Tried that, no joy.
After some experimentation I have discovered that pretty much any C/C++ operator (especially ., -> etc) doesn't like being used in ## concatenation. Which is completely stupid.
IMO, that's totally and utterly broken. It should not be up the the preprocessor to dictate what constitutes "valid" output from concatenating two pieces of text. It should just do the job and if the result is meaningless garbage, that's up to the compiler to diagnose.
It isn't the first issue I have had with gcc 4's preprocessor. It has issues with computed includes too.
You are in undefined behavior-land. From the C++98 standard:
"16.3.3 The ## operator
[...]
3 For both object-like and function-like macro invocations, before the replacement list is reexamined for more macro names to replace, each instance of a ## preprocessing token in the replacement list (not from an argument) is deleted and the preceding preprocessing token is concatenated with the following preprocessor token.
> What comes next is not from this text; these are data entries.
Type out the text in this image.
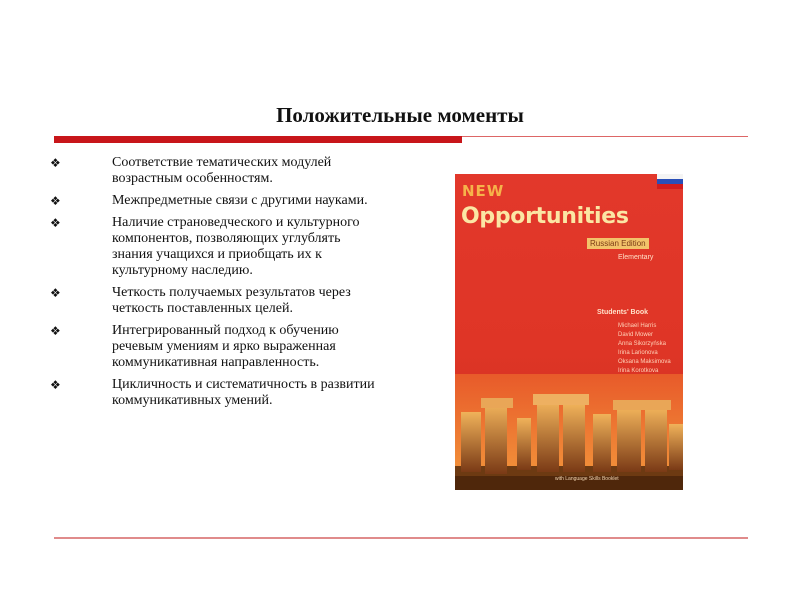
Положительные моменты
❖	Соответствие тематических модулей возрастным особенностям.
❖	Межпредметные связи с другими науками.
❖	Наличие страноведческого и культурного компонентов, позволяющих углублять знания учащихся и приобщать их к культурному наследию.
❖	Четкость получаемых результатов через         четкость поставленных целей.
❖	Интегрированный подход к обучению речевым умениям и ярко выраженная коммуникативная направленность.
❖	Цикличность и систематичность в развитии коммуникативных умений.
NEW
Opportunities
Russian Edition
Elementary
Students' Book
Michael Harris
David Mower
Anna Sikorzyńska
Irina Larionova
Oksana Maksimova
Irina Korotkova
with Language Skills Booklet
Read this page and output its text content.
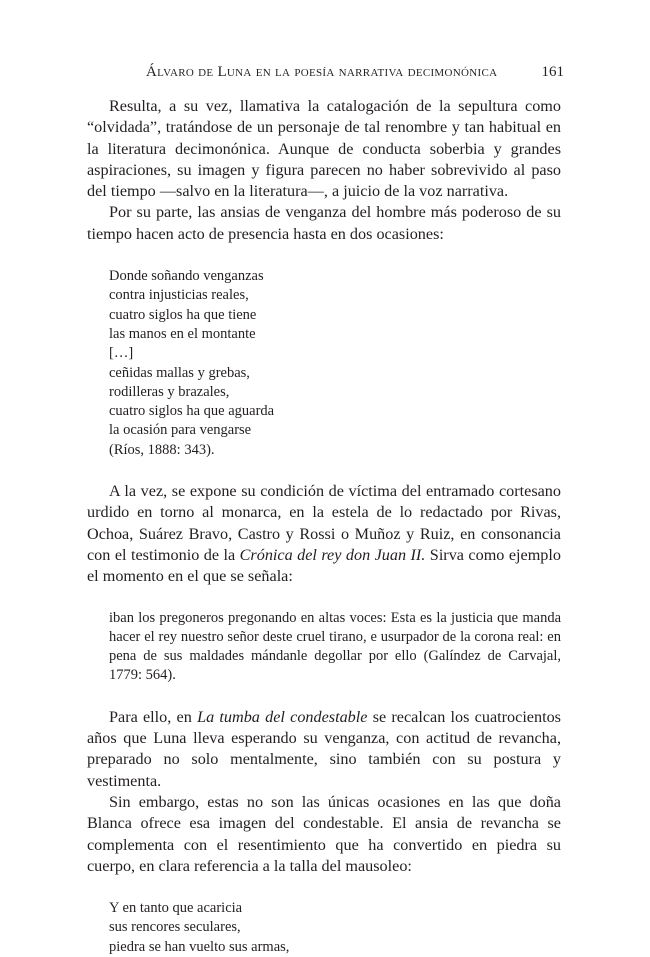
Álvaro de Luna en la poesía narrativa decimonónica	161

Resulta, a su vez, llamativa la catalogación de la sepultura como “olvidada”, tratándose de un personaje de tal renombre y tan habitual en la literatura decimonónica. Aunque de conducta soberbia y grandes aspiraciones, su imagen y figura parecen no haber sobrevivido al paso del tiempo —salvo en la literatura—, a juicio de la voz narrativa.

Por su parte, las ansias de venganza del hombre más poderoso de su tiempo hacen acto de presencia hasta en dos ocasiones:

Donde soñando venganzas
contra injusticias reales,
cuatro siglos ha que tiene
las manos en el montante
[…]
ceñidas mallas y grebas,
rodilleras y brazales,
cuatro siglos ha que aguarda
la ocasión para vengarse
(Ríos, 1888: 343).

A la vez, se expone su condición de víctima del entramado cortesano urdido en torno al monarca, en la estela de lo redactado por Rivas, Ochoa, Suárez Bravo, Castro y Rossi o Muñoz y Ruiz, en consonancia con el testimonio de la Crónica del rey don Juan II. Sirva como ejemplo el momento en el que se señala:

iban los pregoneros pregonando en altas voces: Esta es la justicia que manda hacer el rey nuestro señor deste cruel tirano, e usurpador de la corona real: en pena de sus maldades mándanle degollar por ello (Galíndez de Carvajal, 1779: 564).

Para ello, en La tumba del condestable se recalcan los cuatrocientos años que Luna lleva esperando su venganza, con actitud de revancha, preparado no solo mentalmente, sino también con su postura y vestimenta.

Sin embargo, estas no son las únicas ocasiones en las que doña Blanca ofrece esa imagen del condestable. El ansia de revancha se complementa con el resentimiento que ha convertido en piedra su cuerpo, en clara referencia a la talla del mausoleo:

Y en tanto que acaricia
sus rencores seculares,
piedra se han vuelto sus armas,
If the result is not a valid preprocessing token, the behavior is undefined. The resulting token is available for further macro replacement. The order of evaluation of ## operators is unspecified."
The important part here is "If the result is not a valid preprocessing token, the behavior is undefined". Gcc is rather nice to point this out

Let's look at your fix:
#define PP_CONCAT(a, b, c) a##c::c##b
This (seemingly) works because 'a' and 'c' are concatenated (and 'c' and 'b' likewise) and since you pass in an empty argument the result is simply 'a' (and 'b') which is a valid preprocessing token. Or is it? Actually, passing in an empty argument results in undefined behaviour, so this is not a good fix...
But what if we suppose passing an in empty argument was in fact well-defined and acted like above? The result would simply be the same as:
#define PP_CONCAT(a, b) a::b
So why mix in the concatenting operator?